“Mi accorgevo di avere la pelle d’oca. Senza una ragione, dato che non avevo freddo. Era forse passato un fantasma su di noi? No, era stata la poesia. Una scintilla si era staccata dal poeta e mi aveva dato una scossa gelida. Avevo voglia di piangere; mi sentivo molto strana.Avevo scoperto un nuovo modo di essere felice.” (Sylvia Plath)
domenica 21 maggio 2017
Sils Maria di Olivier Assayas. 2014
«Per dieci anni sei venuto quassù alla mia caverna: saresti saturo della tua luce e di questo cammino senza di me, della mia aquila e del mio serpente. Noi però ti abbiamo atteso ogni mattino».
Friedrich Nietzsche in Cosi parlò Zarathustra (1883).
Film elegante ma privo di grandi intuizioni, sostenuto soprattutto dall’ottima prova di una Juliette Binoche magnetica, come le suggestive vallate alpine della Svizzera tedesca in cui è ambientato. Questo lungometraggio è quasi interamente caratterizzato dall'annullamento del ritmo e dai dialoghi statici delle due protagoniste, Maria appunto, e Valentine, la sua giovane assistente che ha il volto e le fattezze di Kristen Stewart Brasil. Mediante un fin troppo spudorato gioco di specchi, attraverso cui il rapporto dialettico fra le due donne rivela un alto rischio di sovrapposizione sulla storia di finzione che la pièce teatrale in oggetto racconta. Da una parte il bilancio di "metà vita" affrontato da Maria e dall'altro una più leggera "meditazione" sull'essenza stessa dell'universo artistico, si tratti di teatro o di cinema. Questa confusione tra arte e vita si percepisce maggiormente nelle scene in cui le due donne provano l’opera teatrale Moloya Snake del drammaturgo Wilhelm Melchior.La disistima porta un atteggiamento ambivalente: da una parte la necessità di essere ancora adulata e considerata soggetto speciale, dall’altra la certezza che il tempo trascorso ha cambiato osservato e osservatore, oltre che lo sfondo e i rumori fuori scena.
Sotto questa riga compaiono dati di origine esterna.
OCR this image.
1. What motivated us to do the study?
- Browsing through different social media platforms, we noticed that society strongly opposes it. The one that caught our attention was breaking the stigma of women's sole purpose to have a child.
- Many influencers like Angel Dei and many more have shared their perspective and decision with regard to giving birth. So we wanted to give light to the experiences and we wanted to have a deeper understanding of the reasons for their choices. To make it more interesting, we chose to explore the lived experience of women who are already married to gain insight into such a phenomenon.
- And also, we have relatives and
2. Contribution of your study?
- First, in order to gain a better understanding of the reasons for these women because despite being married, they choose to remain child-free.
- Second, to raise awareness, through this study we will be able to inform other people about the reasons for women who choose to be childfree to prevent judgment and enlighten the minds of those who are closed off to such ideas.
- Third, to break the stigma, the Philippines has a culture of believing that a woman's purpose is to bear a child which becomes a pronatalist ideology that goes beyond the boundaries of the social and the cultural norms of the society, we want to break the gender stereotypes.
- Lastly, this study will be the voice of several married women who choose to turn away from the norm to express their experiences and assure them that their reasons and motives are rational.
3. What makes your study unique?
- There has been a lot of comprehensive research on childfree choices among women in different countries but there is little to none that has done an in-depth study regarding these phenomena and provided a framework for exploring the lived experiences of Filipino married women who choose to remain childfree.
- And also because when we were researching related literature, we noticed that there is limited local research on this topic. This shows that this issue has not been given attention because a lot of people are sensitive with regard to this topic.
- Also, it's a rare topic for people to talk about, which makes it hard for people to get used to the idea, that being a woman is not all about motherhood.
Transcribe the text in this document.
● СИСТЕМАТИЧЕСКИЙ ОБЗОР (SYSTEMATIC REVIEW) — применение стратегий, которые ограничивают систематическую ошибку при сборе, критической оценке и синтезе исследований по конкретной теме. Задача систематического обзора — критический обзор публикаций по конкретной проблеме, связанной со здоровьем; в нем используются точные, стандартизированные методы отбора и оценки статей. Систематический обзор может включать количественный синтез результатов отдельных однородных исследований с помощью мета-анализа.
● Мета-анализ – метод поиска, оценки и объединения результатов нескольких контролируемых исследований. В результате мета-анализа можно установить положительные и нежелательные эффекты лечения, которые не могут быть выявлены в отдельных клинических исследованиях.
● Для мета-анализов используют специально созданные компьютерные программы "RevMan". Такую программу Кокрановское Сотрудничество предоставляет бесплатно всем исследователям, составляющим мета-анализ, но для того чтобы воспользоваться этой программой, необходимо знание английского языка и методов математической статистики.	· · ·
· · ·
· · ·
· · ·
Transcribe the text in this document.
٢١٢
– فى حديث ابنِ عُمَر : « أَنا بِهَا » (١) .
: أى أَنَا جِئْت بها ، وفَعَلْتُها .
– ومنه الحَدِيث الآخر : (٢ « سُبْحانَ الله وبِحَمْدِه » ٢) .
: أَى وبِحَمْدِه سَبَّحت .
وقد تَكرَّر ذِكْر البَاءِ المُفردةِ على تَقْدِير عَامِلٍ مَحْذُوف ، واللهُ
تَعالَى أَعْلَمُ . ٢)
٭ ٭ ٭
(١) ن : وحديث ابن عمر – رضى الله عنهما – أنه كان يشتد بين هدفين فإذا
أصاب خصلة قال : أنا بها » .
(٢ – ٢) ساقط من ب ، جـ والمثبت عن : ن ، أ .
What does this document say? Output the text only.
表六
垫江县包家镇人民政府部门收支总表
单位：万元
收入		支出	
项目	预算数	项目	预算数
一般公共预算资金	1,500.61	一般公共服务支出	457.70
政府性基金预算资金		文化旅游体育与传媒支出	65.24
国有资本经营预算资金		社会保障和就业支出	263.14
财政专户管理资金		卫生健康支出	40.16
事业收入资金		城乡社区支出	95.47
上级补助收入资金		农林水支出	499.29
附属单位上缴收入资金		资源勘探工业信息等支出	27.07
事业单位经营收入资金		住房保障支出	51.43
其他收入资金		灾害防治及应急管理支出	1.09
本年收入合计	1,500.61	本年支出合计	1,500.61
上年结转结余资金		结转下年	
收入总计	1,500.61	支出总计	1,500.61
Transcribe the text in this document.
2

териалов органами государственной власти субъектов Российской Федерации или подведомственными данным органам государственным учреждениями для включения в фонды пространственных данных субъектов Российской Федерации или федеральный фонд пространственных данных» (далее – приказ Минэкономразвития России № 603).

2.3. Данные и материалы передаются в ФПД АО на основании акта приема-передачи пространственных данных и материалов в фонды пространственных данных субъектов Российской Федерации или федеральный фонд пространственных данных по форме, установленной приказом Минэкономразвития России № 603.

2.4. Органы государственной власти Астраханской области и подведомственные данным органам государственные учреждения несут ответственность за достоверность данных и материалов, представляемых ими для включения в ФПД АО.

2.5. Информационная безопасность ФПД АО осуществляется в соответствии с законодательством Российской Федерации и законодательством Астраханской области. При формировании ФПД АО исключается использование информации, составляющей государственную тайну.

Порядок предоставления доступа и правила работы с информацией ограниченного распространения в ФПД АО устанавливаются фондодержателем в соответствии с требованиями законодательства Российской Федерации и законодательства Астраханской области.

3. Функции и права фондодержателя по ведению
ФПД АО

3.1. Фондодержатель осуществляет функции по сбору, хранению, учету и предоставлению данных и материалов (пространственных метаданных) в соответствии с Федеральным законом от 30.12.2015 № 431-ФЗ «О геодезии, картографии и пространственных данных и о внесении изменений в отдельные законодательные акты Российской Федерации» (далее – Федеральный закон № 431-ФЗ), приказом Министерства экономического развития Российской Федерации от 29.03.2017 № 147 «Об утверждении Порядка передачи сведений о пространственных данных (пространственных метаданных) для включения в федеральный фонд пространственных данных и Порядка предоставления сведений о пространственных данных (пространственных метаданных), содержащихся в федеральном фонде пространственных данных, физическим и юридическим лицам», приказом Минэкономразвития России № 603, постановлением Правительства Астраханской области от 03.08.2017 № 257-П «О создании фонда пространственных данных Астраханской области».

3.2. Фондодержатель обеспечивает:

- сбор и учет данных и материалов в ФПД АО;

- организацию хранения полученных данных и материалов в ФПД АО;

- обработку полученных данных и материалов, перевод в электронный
Questa non accettazione di sé è alla base della deriva esistenziale di Maria che, tutta concentrata sulla propria affermazione professionale, non si accorge dell’importanza del sentimento nascente per l’assistente Valentina, frustrata e castrata dall’indole tirannica di una diva che porta sempre una maschera come protezione.Vent’anni prima, la giovane Maria era stata la spregiudicata e bramosa Sigrid. Vent’anni dopo, Maria vorrebbe restare Sigrid, ma può essere soltanto Helena, la sua nemesi o la sua parte complementare. Il ruolo della carnefice spetta invece a Jo-Ann Ellis (Chloë Grace Moretz), starlette di Hollywood.
In una sequenza soltanto Maria accenna una (patetica) ribellione. Nel prefinale di Sils Maria, Maria e Jo-Ann stanno provando una scena chiave dell’opera teatrale. È il momento in cui Helena viene umiliata da Sigrid, in cui viene sancito il dominio della mefistofelica ragazza. Lo spettatore non vede le prove della scena, che vengono lasciate intelligentemente fuori campo da Assayas, ma la discussione che segue tra Maria e Jo-Ann:
“Hai presente quella scena all’inizio del terzo atto dove mi dici di volertene andare e io mi metto in ginocchio e ti supplico di rimanere? Te ne vai via senza nemmeno guardarmi, come se nemmeno esistessi. Non potresti fermarti un secondo di più?”
È in questo momento che «tutto il gioco di rimandi collassa». Maria chiede «un secondo di più, o un semplice sguardo. Che non renderà lo scorrere del tempo e dell’invecchiamento meno crudele o inesorabile, ma che quanto meno lo marcherà simbolicamente.»